Montréalers have strong opinions on which rotisserie bastes the best bird. The restaurants are casual and usually packed. The St-Hubert chain is the most far-ranging, and dates back to 1951, when customers welcomed an innovation new to Canada: free delivery. Today, you can spot St-Hubert’s compact yellow delivery cars whizzing throughout the city.

However, West Enders  prefer to flock to two old-world favorites: Côte St-Luc Bar-B-Q and Chalet Bar-B-Q. Since 1953, Côte St-Luc Bar-B-Q (whole chicken $17.15, 5403 Côte-St-Luc Rd.; 514-488-4011) has been selling its charcoal-grilled chicken to the tune of 2,800 birds a week. An area landmark, Chalet Bar-B-Q (whole chicken $17.15, 5456 Sherbrooke St .W.) was opened in 1944 and the chickens are still spit-roasted in the original charcoal ovens, cooking 300 to 600 chickens a day, and serving 6,000 customers weekly. The dining rooms are low-lit and grim, but the chicken is outstanding and the fries are crisp and tender.

Eastern Montréal, meanwhile, favors Portuguese rotisseries like Coco Rico, Romados and the latest hot spot, Ma Poule Mouillée. Another Farkas fave, Coco Rico (whole chicken $11.90, 3907 St Laurent Blvd.; 514-849-5554) is located on Montréal’s most iconic street, St-Lawrence Boulevard. Coco Rico specializes in Portuguese grilled chicken, which is brushed with a spicy, piri piri-based sauce and served with potato wedges roasted in the drippings. It’s also cheap. A full chicken goes for $11.90.
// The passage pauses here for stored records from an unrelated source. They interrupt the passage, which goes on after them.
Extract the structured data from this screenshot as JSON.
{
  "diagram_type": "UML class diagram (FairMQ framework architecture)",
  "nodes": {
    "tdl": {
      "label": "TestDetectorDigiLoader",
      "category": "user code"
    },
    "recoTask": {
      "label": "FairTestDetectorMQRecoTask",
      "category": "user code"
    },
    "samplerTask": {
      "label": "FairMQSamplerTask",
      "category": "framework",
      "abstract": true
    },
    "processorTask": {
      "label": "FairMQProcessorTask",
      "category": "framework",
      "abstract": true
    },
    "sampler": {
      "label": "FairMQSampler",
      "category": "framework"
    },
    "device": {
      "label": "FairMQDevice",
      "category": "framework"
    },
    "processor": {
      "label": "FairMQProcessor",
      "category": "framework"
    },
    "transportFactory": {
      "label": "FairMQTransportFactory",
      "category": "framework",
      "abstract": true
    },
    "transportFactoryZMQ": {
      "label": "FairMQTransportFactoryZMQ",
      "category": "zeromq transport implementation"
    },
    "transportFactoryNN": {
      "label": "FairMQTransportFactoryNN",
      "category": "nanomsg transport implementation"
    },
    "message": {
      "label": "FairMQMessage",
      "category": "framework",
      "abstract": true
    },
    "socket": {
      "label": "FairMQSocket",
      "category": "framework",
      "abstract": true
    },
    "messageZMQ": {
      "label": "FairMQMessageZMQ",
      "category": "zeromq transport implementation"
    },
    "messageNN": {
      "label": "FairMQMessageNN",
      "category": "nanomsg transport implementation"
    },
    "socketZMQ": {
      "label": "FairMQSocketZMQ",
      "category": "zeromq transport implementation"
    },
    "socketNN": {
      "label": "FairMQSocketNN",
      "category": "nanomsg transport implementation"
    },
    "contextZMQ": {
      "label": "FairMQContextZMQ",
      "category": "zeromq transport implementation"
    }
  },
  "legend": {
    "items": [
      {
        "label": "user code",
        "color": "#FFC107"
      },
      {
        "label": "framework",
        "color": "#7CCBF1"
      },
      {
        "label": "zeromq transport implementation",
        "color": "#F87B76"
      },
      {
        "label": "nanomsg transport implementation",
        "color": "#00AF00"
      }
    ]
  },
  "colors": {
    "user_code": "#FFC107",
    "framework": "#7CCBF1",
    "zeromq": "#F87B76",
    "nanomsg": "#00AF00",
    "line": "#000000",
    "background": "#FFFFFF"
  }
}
And then there’s Romados (whole chicken $13, 115 Rachel St. E.; 514-849-1803). Newly installed since a fire decimated the original last January, this 16-year-old rotisserie is located in the heart of Montréal’s Portuguese neighborhood in the Plateau Mont-Royal. Romados is as famous for its traditional natas tarts as its grilled chicken, which is butterflied, seasoned, clamped into roasting baskets and slow-roasted over burning charcoal. The half-chicken  will set you back $9.75.

These two restaurants primarily serve a grab-and-go clientele, whereas the new Ma Poule Mouillé (whole chicken $13, 969 Rachel St. E.) is a rotisserie where you’ll want to hang out while munching on your drumstick. Owner Tony Alves’ family-run rotisserie has a younger, hipper feel to it, and the chicken is as spicy and succulent. He even serves a Portuguese poutine: a heaping plate of fries topped with cheese curds, chorizo São Jorge cheese and, of course, rotisserie chicken.

Alves’ chicken is a kind of eating that truly inspires — even gourmets like Farkas.

“After my Montréal tasting tour,” said Farkas, “I learned that rotisserie chicken is so simple, but you have to do it right. These restaurants gave me the confidence to do it with simplicity.”